5 - Detailed visual analysis

Let’s look at some plots showing the frequency of 1-grams (i.e. words), 2-grams and 3-grams. This is to get a feel for what the content actually looks like. Note that from the 3-gram plot there is still some more cleaning that needs to be done.

require(ggplot2)
## Loading required package: ggplot2
## 
## Attaching package: 'ggplot2'
## 
## The following object is masked from 'package:NLP':
## 
##     annotate
most.freq <- function(corpus.dtm, n=10){
  freq <- colSums(as.matrix(corpus.dtm))
  result <- freq[order(freq, decreasing=TRUE)][1:n]
  return(data_frame(term=names(result), count=result))
}

ggplot(most.freq(corpus.dtm), aes(x=reorder(term, -count), y=count)) +
  geom_bar(stat="identity") +
  theme_grey() +
  theme(axis.title.x = element_blank(),
           axis.text.x  = element_text(angle=45, hjust=1)) +
  ggtitle("Most frequent words in the sample corpus")

# 2 gram
ggplot(most.freq(corpus.dtm.2), aes(x=reorder(term, -count), y=count)) +
  geom_bar(stat="identity") +
  theme_grey() +
  theme(axis.title.x = element_blank(),
           axis.text.x  = element_text(angle=45, hjust=1)) +
  ggtitle("Most frequent 2-grams in the sample corpus")

# 3 gram

ggplot(most.freq(corpus.dtm.3), aes(x=reorder(term, -count), y=count)) +
  geom_bar(stat="identity") +
  theme_grey() +
  theme(axis.title.x = element_blank(),
           axis.text.x  = element_text(angle=45, hjust=1)) +
  ggtitle("Most frequent 3-grams in the sample corpus")

6 - Next Steps

  1. Clean the data some more as it’s become obvious that there are still issues.
  2. For the full set of data (as opposed to the small sample used here) I think I will not use Weka’s tokenizer…it’s quite slow.
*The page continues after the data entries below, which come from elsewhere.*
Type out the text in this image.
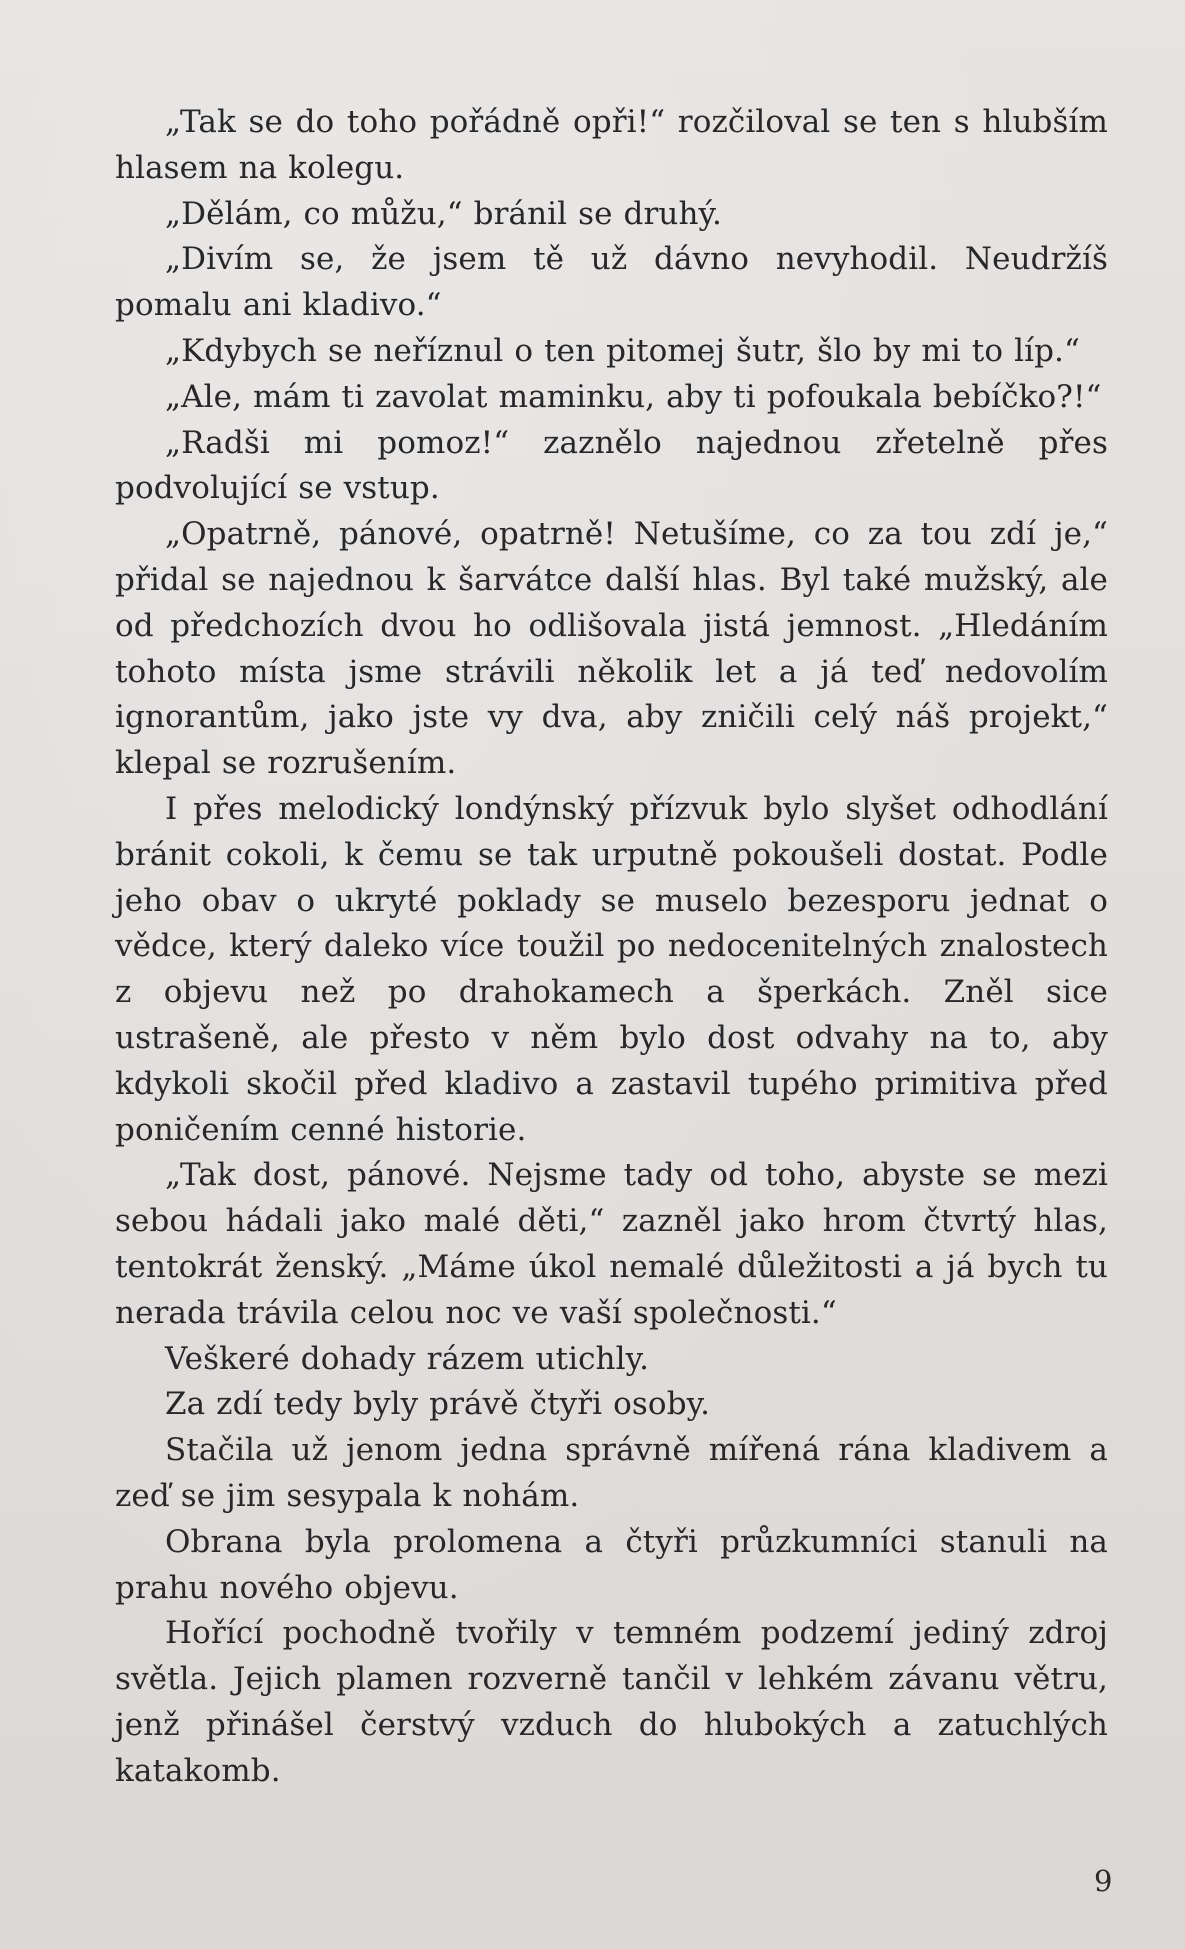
„Tak se do toho pořádně opři!“ rozčiloval se ten s hlubším hlasem na kolegu.

„Dělám, co můžu,“ bránil se druhý.

„Divím se, že jsem tě už dávno nevyhodil. Neudržíš pomalu ani kladivo.“

„Kdybych se neříznul o ten pitomej šutr, šlo by mi to líp.“

„Ale, mám ti zavolat maminku, aby ti pofoukala bebíčko?!“

„Radši mi pomoz!“ zaznělo najednou zřetelně přes podvolující se vstup.

„Opatrně, pánové, opatrně! Netušíme, co za tou zdí je,“ přidal se najednou k šarvátce další hlas. Byl také mužský, ale od předchozích dvou ho odlišovala jistá jemnost. „Hledáním tohoto místa jsme strávili několik let a já teď nedovolím ignorantům, jako jste vy dva, aby zničili celý náš projekt,“ klepal se rozrušením.

I přes melodický londýnský přízvuk bylo slyšet odhodlání bránit cokoli, k čemu se tak urputně pokoušeli dostat. Podle jeho obav o ukryté poklady se muselo bezesporu jednat o vědce, který daleko více toužil po nedocenitelných znalostech z objevu než po drahokamech a šperkách. Zněl sice ustrašeně, ale přesto v něm bylo dost odvahy na to, aby kdykoli skočil před kladivo a zastavil tupého primitiva před poničením cenné historie.

„Tak dost, pánové. Nejsme tady od toho, abyste se mezi sebou hádali jako malé děti,“ zazněl jako hrom čtvrtý hlas, tentokrát ženský. „Máme úkol nemalé důležitosti a já bych tu nerada trávila celou noc ve vaší společnosti.“

Veškeré dohady rázem utichly.

Za zdí tedy byly právě čtyři osoby.

Stačila už jenom jedna správně mířená rána kladivem a zeď se jim sesypala k nohám.

Obrana byla prolomena a čtyři průzkumníci stanuli na prahu nového objevu.

Hořící pochodně tvořily v temném podzemí jediný zdroj světla. Jejich plamen rozverně tančil v lehkém závanu větru, jenž přinášel čerstvý vzduch do hlubokých a zatuchlých katakomb.

9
I have experimented with Maciej Szymkiewicz’s (https://class.coursera.org/dsscapstone-003/forum/profile?user_id=711562) tokenizer (https://github.com/zero323/r-snippets/blob/master/R/ngram_tokenizer.R) and it seems quite fast.
  3. Also, I will most probably have to implement some type of back-off model, but probably a “stupid” one will do (http://www.umiacs.umd.edu/~jimmylin/cloud-2010-Spring/session9-slides.pdf).
  4. Get some version of the word predictor running, probably with a limited data set and then do several rounds of optimization, on both the R code and on the final data set. Based on my experience with web apps I think a file of > 25Mb will be too big for the final shiny so I need to aim for something smaller than that.
  5. Did I mention optimize? Yes, optimize, optimize, optimize.